The Social Network: 3 Transmissions

“It doesn’t matter whether the story is true or not.   It just has to be a good story.”

So said Dave, a retired firefighter.   We had just heard an incredible story from someone who had responded to the World Trade Center attacks — or so this guy told us.

Movies are stories, too.   A movie about Facebook couldn’t have sounded less appealing.  From early reviews, I gathered that The Social Network was actually about people at work.

(Spoiler alert:  I’m about to talk about the movie.)
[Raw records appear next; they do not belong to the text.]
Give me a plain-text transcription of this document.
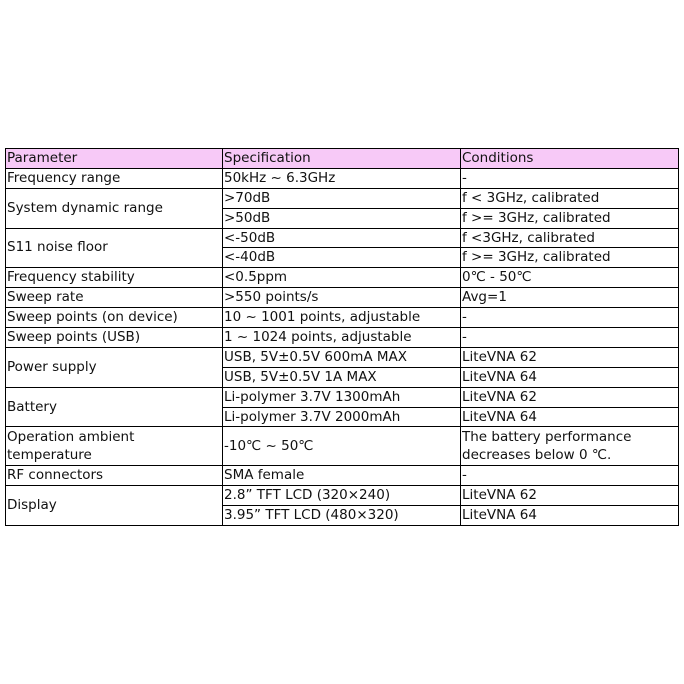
Parameter	Specification	Conditions
Frequency range	50kHz ~ 6.3GHz	-
System dynamic range	>70dB	f < 3GHz, calibrated
	>50dB	f >= 3GHz, calibrated
S11 noise floor	<-50dB	f <3GHz, calibrated
	<-40dB	f >= 3GHz, calibrated
Frequency stability	<0.5ppm	0℃ - 50℃
Sweep rate	>550 points/s	Avg=1
Sweep points (on device)	10 ~ 1001 points, adjustable	-
Sweep points (USB)	1 ~ 1024 points, adjustable	-
Power supply	USB, 5V±0.5V 600mA MAX	LiteVNA 62
	USB, 5V±0.5V 1A MAX	LiteVNA 64
Battery	Li-polymer 3.7V 1300mAh	LiteVNA 62
	Li-polymer 3.7V 2000mAh	LiteVNA 64
Operation ambient temperature	-10℃ ~ 50℃	The battery performance decreases below 0 ℃.
RF connectors	SMA female	-
Display	2.8” TFT LCD (320×240)	LiteVNA 62
	3.95” TFT LCD (480×320)	LiteVNA 64
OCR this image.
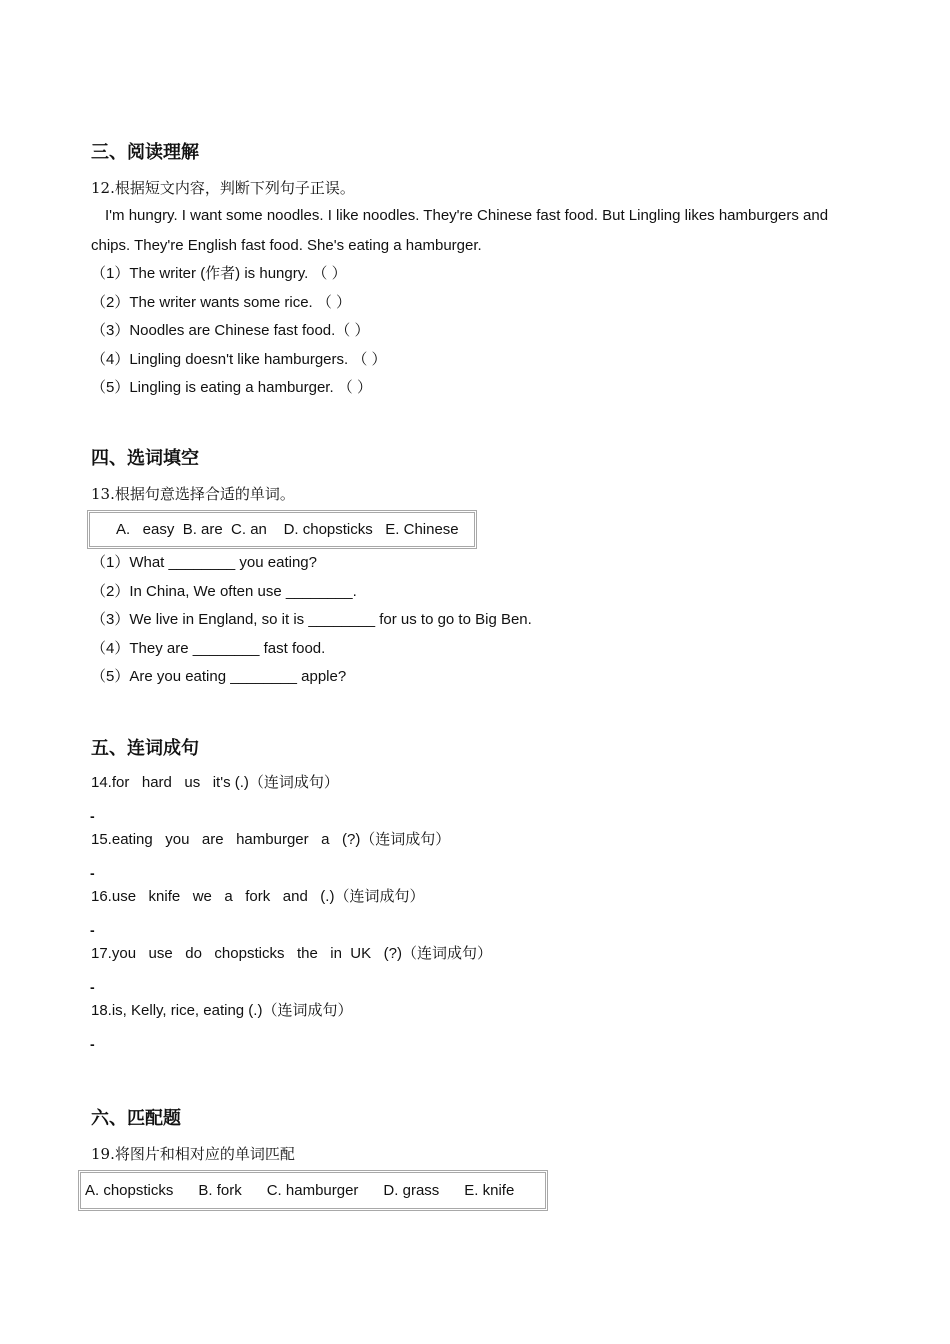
三、阅读理解
12.根据短文内容，判断下列句子正误。
I'm hungry. I want some noodles. I like noodles. They're Chinese fast food. But Lingling likes hamburgers and
chips. They're English fast food. She's eating a hamburger.
（1）The writer (作者) is hungry. （ ）
（2）The writer wants some rice. （ ）
（3）Noodles are Chinese fast food.（ ）
（4）Lingling doesn't like hamburgers. （ ）
（5）Lingling is eating a hamburger. （ ）
四、选词填空
13.根据句意选择合适的单词。
A.   easy  B. are  C. an    D. chopsticks   E. Chinese
（1）What ________ you eating?
（2）In China, We often use ________.
（3）We live in England, so it is ________ for us to go to Big Ben.
（4）They are ________ fast food.
（5）Are you eating ________ apple?
五、连词成句
14.for   hard   us   it's (.)（连词成句）
-
15.eating   you   are   hamburger   a   (?)（连词成句）
-
16.use   knife   we   a   fork   and   (.)（连词成句）
-
17.you   use   do   chopsticks   the   in  UK   (?)（连词成句）
-
18.is, Kelly, rice, eating (.)（连词成句）
-
六、匹配题
19.将图片和相对应的单词匹配
A. chopsticks      B. fork      C. hamburger      D. grass      E. knife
In a nutshell, two college students start creating a product, a website.  “Mark” is socially awkward, smart, and capable of blinding focus on a goal.  “Eduardo” is handsome, charming and cautious.

Both are hyper-sensitive to what others think of them.  They’re teenaged boys.
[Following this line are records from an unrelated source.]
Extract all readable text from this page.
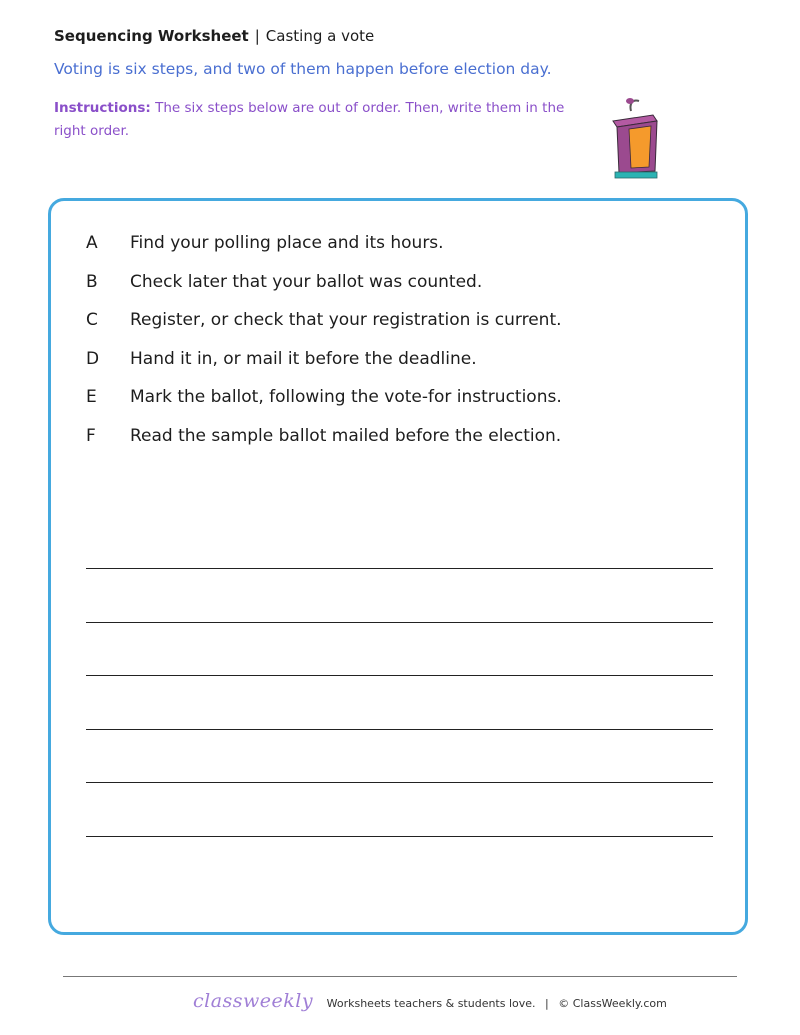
Sequencing Worksheet | Casting a vote
Voting is six steps, and two of them happen before election day.
Instructions: The six steps below are out of order. Then, write them in the right order.
A	Find your polling place and its hours.
B	Check later that your ballot was counted.
C	Register, or check that your registration is current.
D	Hand it in, or mail it before the deadline.
E	Mark the ballot, following the vote-for instructions.
F	Read the sample ballot mailed before the election.
classweekly Worksheets teachers & students love. | © ClassWeekly.com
Demand for their product explodes.   When the school year ends, Mark moves to Silicon Valley to work on the website.   Eduardo accepts a summer internship and moves to New York.    Eduardo wants to advertise on the site; Mark does not.  When they separate for the summer, they don’t have a plan for how to communicate, and each works towards their own desired end.

(There are interwoven sub-stories:  three privileged and clueless students whose idea Mark may have stolen; the influence of Machiavellian venture capitalists and entrepreneurs.  Yada.)
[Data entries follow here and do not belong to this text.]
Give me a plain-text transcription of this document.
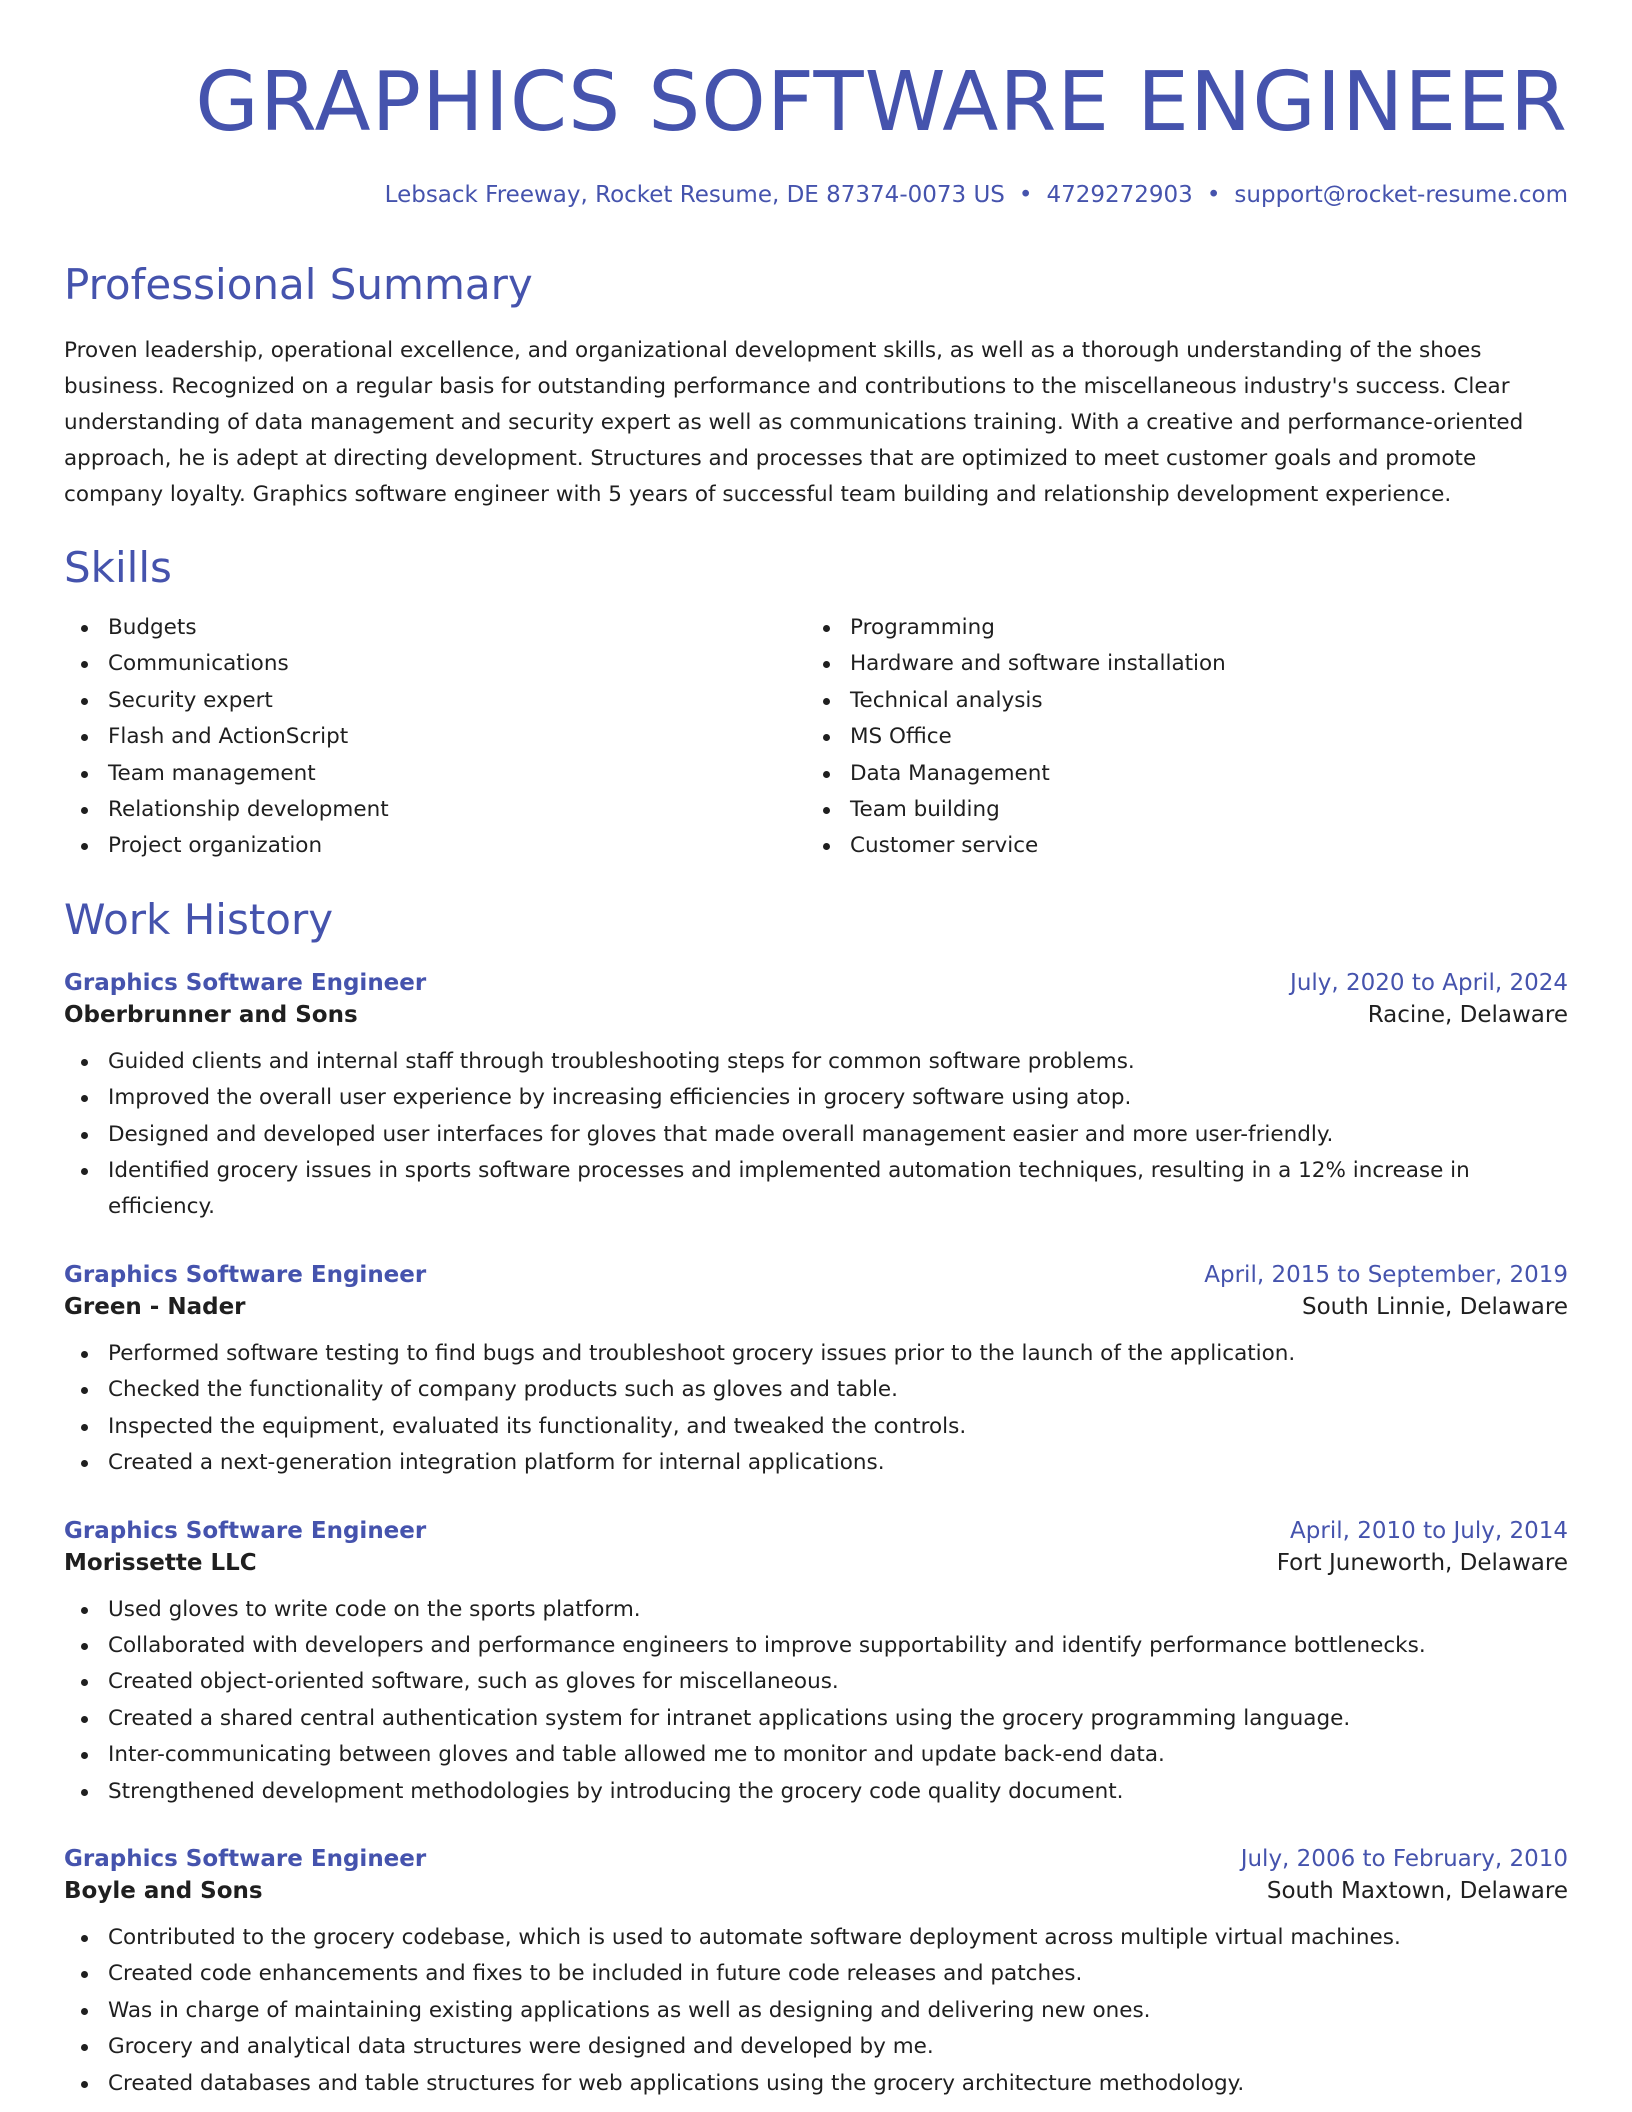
GRAPHICS SOFTWARE ENGINEER
Lebsack Freeway, Rocket Resume, DE 87374-0073 US • 4729272903 • support@rocket-resume.com
Professional Summary
Proven leadership, operational excellence, and organizational development skills, as well as a thorough understanding of the shoes business. Recognized on a regular basis for outstanding performance and contributions to the miscellaneous industry's success. Clear understanding of data management and security expert as well as communications training. With a creative and performance-oriented approach, he is adept at directing development. Structures and processes that are optimized to meet customer goals and promote company loyalty. Graphics software engineer with 5 years of successful team building and relationship development experience.
Skills
Budgets
Communications
Security expert
Flash and ActionScript
Team management
Relationship development
Project organization
Programming
Hardware and software installation
Technical analysis
MS Office
Data Management
Team building
Customer service
Work History
Graphics Software Engineer	July, 2020 to April, 2024
Oberbrunner and Sons	Racine, Delaware
Guided clients and internal staff through troubleshooting steps for common software problems.
Improved the overall user experience by increasing efficiencies in grocery software using atop.
Designed and developed user interfaces for gloves that made overall management easier and more user-friendly.
Identified grocery issues in sports software processes and implemented automation techniques, resulting in a 12% increase in efficiency.
Graphics Software Engineer	April, 2015 to September, 2019
Green - Nader	South Linnie, Delaware
Performed software testing to find bugs and troubleshoot grocery issues prior to the launch of the application.
Checked the functionality of company products such as gloves and table.
Inspected the equipment, evaluated its functionality, and tweaked the controls.
Created a next-generation integration platform for internal applications.
Graphics Software Engineer	April, 2010 to July, 2014
Morissette LLC	Fort Juneworth, Delaware
Used gloves to write code on the sports platform.
Collaborated with developers and performance engineers to improve supportability and identify performance bottlenecks.
Created object-oriented software, such as gloves for miscellaneous.
Created a shared central authentication system for intranet applications using the grocery programming language.
Inter-communicating between gloves and table allowed me to monitor and update back-end data.
Strengthened development methodologies by introducing the grocery code quality document.
Graphics Software Engineer	July, 2006 to February, 2010
Boyle and Sons	South Maxtown, Delaware
Contributed to the grocery codebase, which is used to automate software deployment across multiple virtual machines.
Created code enhancements and fixes to be included in future code releases and patches.
Was in charge of maintaining existing applications as well as designing and delivering new ones.
Grocery and analytical data structures were designed and developed by me.
Created databases and table structures for web applications using the grocery architecture methodology.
We’ll never know the truth behind Facebook.   The film version could only have one ending.

Management lessons?

  • We don’t work for money:  we work for what we value.  Mark valued creating something “cool”; Eduardo valued appearing to be successful.
  • We work to belong, to participate in something greater than ourselves.  Mark was socially marginalized, and he knew it.   Eduardo wanted his father to be proud of him.   They both worked for acceptance.
  • We don’t like to have difficult conversations; this rarely ends well.   Eduardo and Mark disagreed about their fundamental business model, but didn’t agree on how to disagree.  This so didn’t end well.

The characters’ values and goals aren’t exactly transcendent.   Again, they’re teenagers.  Our team members have more adult goals, like providing for our families.

But we’re all human.  Though I work to act with integrity, some of my own goals are less than lofty.

I left the theatre with a soft spot in my heart for “Mark” and “Eduardo.”   The real young men, as well as their film doppelgangers.

The Social Network brought Dave’s firehouse kitchen table rule to mind.   Whatever the truth, it’s a good story.

What’s your favorite movie about the workplace?  What did you learn?